Cattle Market Wrap: Cattle Supply Limited

AUSTRALIA - Cattle supply across the eastern states was again limited this past week due to widespread rainfall and flooding in areas of Victoria, with national throughput at MLA’s NLRS reported markets falling 32 per cent.
calendar icon 13 September 2010
clock icon 3 minute read
Meat & Livestock Australia

Numbers were back 55 per cent in Queensland, 27 per cent in NSW, 19 per cent in Victoria and 5 per cent in WA, while SA increased 8 per cent.

Markets in the eastern states generally recorded lower throughput, with Goulburn, Naracoorte, Mareeba and Bairnsdale the only exceptions. Muchea in WA also saw more cattle offered, and these were mostly from the pastoral regions. No sales were held at either Longreach or Murgon, with sufficient cattle unable to be transported to the yards.

The supply of all categories was affected by the weather, although quality reportedly improved at some markets with more supplementary fed stock entering the saleyards.

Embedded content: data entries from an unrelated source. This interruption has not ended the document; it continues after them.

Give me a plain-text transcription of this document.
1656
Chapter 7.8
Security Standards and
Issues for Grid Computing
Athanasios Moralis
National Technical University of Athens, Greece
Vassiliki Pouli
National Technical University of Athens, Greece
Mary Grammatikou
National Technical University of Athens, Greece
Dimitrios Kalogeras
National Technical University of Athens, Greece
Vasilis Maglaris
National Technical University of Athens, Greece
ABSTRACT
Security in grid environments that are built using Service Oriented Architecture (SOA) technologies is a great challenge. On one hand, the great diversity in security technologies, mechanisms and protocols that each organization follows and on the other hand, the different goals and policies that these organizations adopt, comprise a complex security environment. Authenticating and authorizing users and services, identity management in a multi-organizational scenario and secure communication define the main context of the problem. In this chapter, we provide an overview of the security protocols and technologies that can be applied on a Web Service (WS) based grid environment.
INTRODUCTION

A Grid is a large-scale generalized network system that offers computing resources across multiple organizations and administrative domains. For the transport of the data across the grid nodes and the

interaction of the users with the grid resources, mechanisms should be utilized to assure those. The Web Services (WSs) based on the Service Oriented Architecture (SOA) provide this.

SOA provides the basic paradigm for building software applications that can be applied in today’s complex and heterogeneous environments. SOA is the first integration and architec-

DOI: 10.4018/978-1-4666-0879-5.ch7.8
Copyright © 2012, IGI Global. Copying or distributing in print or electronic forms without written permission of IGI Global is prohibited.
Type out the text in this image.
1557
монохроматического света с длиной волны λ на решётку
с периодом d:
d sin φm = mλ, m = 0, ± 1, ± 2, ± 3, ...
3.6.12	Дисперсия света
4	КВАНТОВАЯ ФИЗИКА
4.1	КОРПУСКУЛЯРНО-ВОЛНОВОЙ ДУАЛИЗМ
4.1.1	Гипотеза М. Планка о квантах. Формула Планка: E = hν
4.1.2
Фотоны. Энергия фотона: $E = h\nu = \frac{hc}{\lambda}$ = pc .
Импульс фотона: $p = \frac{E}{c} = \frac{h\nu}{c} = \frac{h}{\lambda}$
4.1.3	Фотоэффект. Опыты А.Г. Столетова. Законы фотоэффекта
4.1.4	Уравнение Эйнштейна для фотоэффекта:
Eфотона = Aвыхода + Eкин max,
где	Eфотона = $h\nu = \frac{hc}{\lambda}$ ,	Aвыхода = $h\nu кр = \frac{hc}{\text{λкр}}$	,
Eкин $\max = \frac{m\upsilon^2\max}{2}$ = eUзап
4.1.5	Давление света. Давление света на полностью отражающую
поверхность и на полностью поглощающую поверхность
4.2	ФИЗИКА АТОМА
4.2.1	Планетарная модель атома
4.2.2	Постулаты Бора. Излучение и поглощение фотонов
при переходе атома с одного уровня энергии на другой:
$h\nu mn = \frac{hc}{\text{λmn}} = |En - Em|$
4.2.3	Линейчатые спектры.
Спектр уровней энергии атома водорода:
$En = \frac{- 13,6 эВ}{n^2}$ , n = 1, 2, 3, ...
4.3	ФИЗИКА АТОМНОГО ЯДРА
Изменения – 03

Vealer steer numbers were back 29 per cent, /with restockers accounting for 34 per cent of purchases and processors 60 per cent. Vealer heifer numbers were down 32 per cent, with trade buyers accounting for the majority. Yearling steer offerings fell 33 per cent, with 35 per cent returning to the paddock, 25 per cent to feeders and 38 per cent to slaughter. The number of yearling heifers penned fell 16 per cent, as trade buyers secured 60 per cent, while 25 per cent went to feeders.

Grown cattle numbers were also limited, with 41 per cent fewer steers yarded and cow offerings falling 28 per cent. Given the weather, supply may remain tight for the next few weeks, particularly in Victoria. Producers may also opt to properly finish cattle, given the condition that some may have lost in the wet.

Cow prices strong

Cow prices received a boost this week, underpinned by limited supplies across most physical markets, with the transport of some consigned cows to processors interrupted by wet weather. The eastern states US cow indicator settled 2¢/kg higher on the previous week after Thursdays markets, at 142.8¢/kg lwt.

With the high A$ continuing to impact returns from export markets, competition was primarily driven by the lack of numbers. Medium weight D2 cow prices were firm nationally, as D3’s picked up 3¢ to average 140¢/kg lwt. Heavyweight prices also improved, with D2 grades 6¢ higher, D3 and D4’s improved 3¢ and 4¢/kg lwt, respectively.

Rain boosts young cattle prices

The Eastern Young Cattle Indicator (EYCI) reached its highest level since August 2006 this week, hitting 370¢/kg cwt on Wednesday, with the increase largely due to reduced supplies following last week’s widespread rain.

Saleyard numbers continue to be impacted by the better season and ongoing wet weather, fuelling demand from restockers for lightweight, unfinished cattle. Eastern states yearling heifers returning to the paddock averaged 5¢ dearer this week, at 164¢/kg lwt, while feeder buyers paid an average 6¢ more, with processors increasing prices 7¢/kg lwt.

Yearling steers did not experience the same improvement in average prices, mostly selling firm to slightly dearer. Feeders paid around 185¢, while restockers averaged 180¢ and processors 184¢/kg lwt. Following Thursday’s markets, the EYCI finished 5.25¢ higher than last week, at 368.50¢/kg cwt. The trade steer indicator settled 1¢ higher at 197¢, while feeder steers eased 3¢, to average 192¢/kg lwt.